Les Ukrainiens ont stoppé l’avancée russe au nord de Kharkiv. Mais les Russes ont repris leur poussée dans le Donbass, notamment à l’Ouest de Donetsk qui est leur effort principal. Le sommet pour la paix ouvre une séquence intéressante.
Source : Macette
Déroulé des opérations militaires
Front sud : Stabilité vers Robotyne. Staromaiorske a été prise par les Russes, c’était une conquête ukrainienne de 2023. Urozhaine, de l’autre côté de la petite rivière, reste ukrainienne.
Front de Donetsk : Au sud de Marinka, Novomykhailivka a été prise. Les Russes avancent vers Kostantynivka, verrou arrière de Vouhledar. A l’ouest de Marinka, Heorhivka est déjà disputée même si elle reste encore aux mains des Ukrainiens. Pas de changement à Krasnohorivka. Plus au nord, le réduit ukrainien à l’est du réservoir de Vodiana a été quasiment abandonné aux Russes.
Dans le secteur d’Avdivka, les Russes ont avancé sur l’ensemble du front, avançant au nord-ouest d’Umanske, prenant Novopokorvske au centre, abordant Sokil au nord, poussant au nord-ouest d’Ocheretyne au point de prendre Novooleksandrivka.
Front de Bakhmout : A Chasiv Yar, le micro-district à l’est du canal est quasiment conquis par les Russes qui ont un peu avancé à l’ouest de Bohdanivka. Un peu plus à l’est, Klischivka a été disputée, avec une contre-attaque ukrainienne, une riposte russe. Dans le secteur de Siversk, reprise d’effort russe : les Ukrainiens tiennent encore, avec difficulté, la ligne Rozdoiivka-Spirne, ce dernier village quasiment sous contrôle russe. Bolohorivka reste ukrainienne mais les Russes, juste au sud, ont poussé vers Verkhnokamianske.

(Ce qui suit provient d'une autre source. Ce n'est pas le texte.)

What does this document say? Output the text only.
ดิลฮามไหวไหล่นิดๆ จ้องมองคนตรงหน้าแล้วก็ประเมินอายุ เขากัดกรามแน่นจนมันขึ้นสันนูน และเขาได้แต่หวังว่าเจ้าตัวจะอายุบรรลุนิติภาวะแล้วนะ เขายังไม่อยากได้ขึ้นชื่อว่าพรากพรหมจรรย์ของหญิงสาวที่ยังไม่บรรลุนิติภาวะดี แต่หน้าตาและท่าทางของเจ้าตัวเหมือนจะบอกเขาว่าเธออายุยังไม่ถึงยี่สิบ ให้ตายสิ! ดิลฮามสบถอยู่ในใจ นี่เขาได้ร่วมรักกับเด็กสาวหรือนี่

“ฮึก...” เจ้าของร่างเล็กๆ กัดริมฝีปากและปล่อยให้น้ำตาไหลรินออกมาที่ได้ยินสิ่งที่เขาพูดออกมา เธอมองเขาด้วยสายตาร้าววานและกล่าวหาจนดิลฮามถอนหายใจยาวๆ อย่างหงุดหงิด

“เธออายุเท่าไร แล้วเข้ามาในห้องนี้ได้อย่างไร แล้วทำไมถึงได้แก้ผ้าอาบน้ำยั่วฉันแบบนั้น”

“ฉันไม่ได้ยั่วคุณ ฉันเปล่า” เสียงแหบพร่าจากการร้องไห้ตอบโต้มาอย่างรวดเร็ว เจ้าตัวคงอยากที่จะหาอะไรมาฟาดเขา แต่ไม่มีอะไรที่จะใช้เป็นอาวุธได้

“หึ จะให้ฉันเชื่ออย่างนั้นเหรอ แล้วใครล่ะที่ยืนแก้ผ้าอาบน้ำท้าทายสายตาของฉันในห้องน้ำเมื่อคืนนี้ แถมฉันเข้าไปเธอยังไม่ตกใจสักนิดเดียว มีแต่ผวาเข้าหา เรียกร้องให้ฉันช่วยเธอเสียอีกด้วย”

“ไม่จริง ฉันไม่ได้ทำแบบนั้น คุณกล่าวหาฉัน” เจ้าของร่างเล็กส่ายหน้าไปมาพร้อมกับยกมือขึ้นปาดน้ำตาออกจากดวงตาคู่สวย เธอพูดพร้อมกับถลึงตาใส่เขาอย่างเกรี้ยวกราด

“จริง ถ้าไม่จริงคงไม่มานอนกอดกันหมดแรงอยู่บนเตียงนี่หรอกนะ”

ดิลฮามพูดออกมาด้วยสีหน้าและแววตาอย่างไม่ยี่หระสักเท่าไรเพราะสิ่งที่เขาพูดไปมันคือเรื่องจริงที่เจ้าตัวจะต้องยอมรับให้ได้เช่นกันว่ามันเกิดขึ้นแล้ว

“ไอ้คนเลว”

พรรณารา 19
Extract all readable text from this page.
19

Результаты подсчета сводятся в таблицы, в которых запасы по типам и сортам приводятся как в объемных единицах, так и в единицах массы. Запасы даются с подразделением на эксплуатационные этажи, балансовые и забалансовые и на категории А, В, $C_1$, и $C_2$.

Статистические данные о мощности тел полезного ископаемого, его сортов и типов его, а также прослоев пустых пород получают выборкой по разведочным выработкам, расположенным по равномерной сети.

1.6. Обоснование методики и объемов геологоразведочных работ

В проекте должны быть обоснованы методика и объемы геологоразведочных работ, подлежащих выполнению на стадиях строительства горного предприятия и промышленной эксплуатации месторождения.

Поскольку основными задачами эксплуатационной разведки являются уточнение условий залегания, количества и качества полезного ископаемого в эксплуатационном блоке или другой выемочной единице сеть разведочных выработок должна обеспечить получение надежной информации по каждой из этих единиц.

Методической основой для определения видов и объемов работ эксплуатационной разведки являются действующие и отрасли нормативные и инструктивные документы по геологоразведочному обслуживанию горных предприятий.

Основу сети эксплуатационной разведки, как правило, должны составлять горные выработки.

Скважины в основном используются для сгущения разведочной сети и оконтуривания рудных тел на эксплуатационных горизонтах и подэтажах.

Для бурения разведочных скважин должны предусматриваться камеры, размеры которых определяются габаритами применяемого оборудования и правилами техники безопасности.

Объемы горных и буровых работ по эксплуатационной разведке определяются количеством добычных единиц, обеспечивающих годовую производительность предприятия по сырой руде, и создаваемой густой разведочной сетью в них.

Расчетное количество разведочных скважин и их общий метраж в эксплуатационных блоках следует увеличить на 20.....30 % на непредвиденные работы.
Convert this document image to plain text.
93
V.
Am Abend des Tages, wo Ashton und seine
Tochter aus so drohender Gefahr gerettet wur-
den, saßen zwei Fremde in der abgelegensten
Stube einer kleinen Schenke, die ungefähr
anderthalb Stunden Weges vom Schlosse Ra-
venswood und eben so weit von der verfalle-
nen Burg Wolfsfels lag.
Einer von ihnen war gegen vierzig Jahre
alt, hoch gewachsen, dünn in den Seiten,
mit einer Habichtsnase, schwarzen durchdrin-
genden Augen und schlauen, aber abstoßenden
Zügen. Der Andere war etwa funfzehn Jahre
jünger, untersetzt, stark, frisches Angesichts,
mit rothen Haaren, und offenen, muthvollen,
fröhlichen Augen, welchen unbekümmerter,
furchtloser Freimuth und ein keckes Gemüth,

Front de Svatove/Koupiansk. Stabilité dans cette zone.
Front de Kharkiv : Front stabilisé. Rien à l’ouest dans le secteur de Lyptsi. A Voltchansk, les Russes restent cantonnés dans le nord de la ville qu’ils n’ont pas investi complètement, les Ukrainiens ayant réussi à reprendre quelques positions. I y a eu une petite affaire du côté de Soumy, plus symbolique qu’autre chose.
Analyse militaire
Reprenons les décomptes : Les Russes ont pris 24 km² il y a deux semaines, 22 km² la semaine dernière, 33 km² cette semaine. Si l’on met de côté les gains dus à l’offensive de Kharkiv, nous voici revenus à la moyenne hebdomadaire de gains d’environ 25 km², soit 3,5 km² quotidien.
Cependant, l’effort principal se déroule désormais dans la zone de Donetsk, avec un effort secondaire vers Chasiv Yar. Comme le remarque Macette Escortet (ici), les Russes sont désormais à 7 kilomètres de l’échangeur autoroutier reliant Pokrovsk à Kostantynivka. Or, ces deux villes constituent des maillons cruciaux de la forteresse ukrainienne du Donbass. Couper la liaison entre elles permettait aux Russes de séparer en deux la structure défensive de l’Ukraine, avec un groupe au Nord (Kostantynivka jusque Kramatorsk) et un au sud (Pokrovsk jusque Grand Novosilka et au-delà Zaporijia). L’enjeu est donc d’importance et c’est ce qu’il faut surveiller dans la progression russe à l’ouest d’Ocheretyne.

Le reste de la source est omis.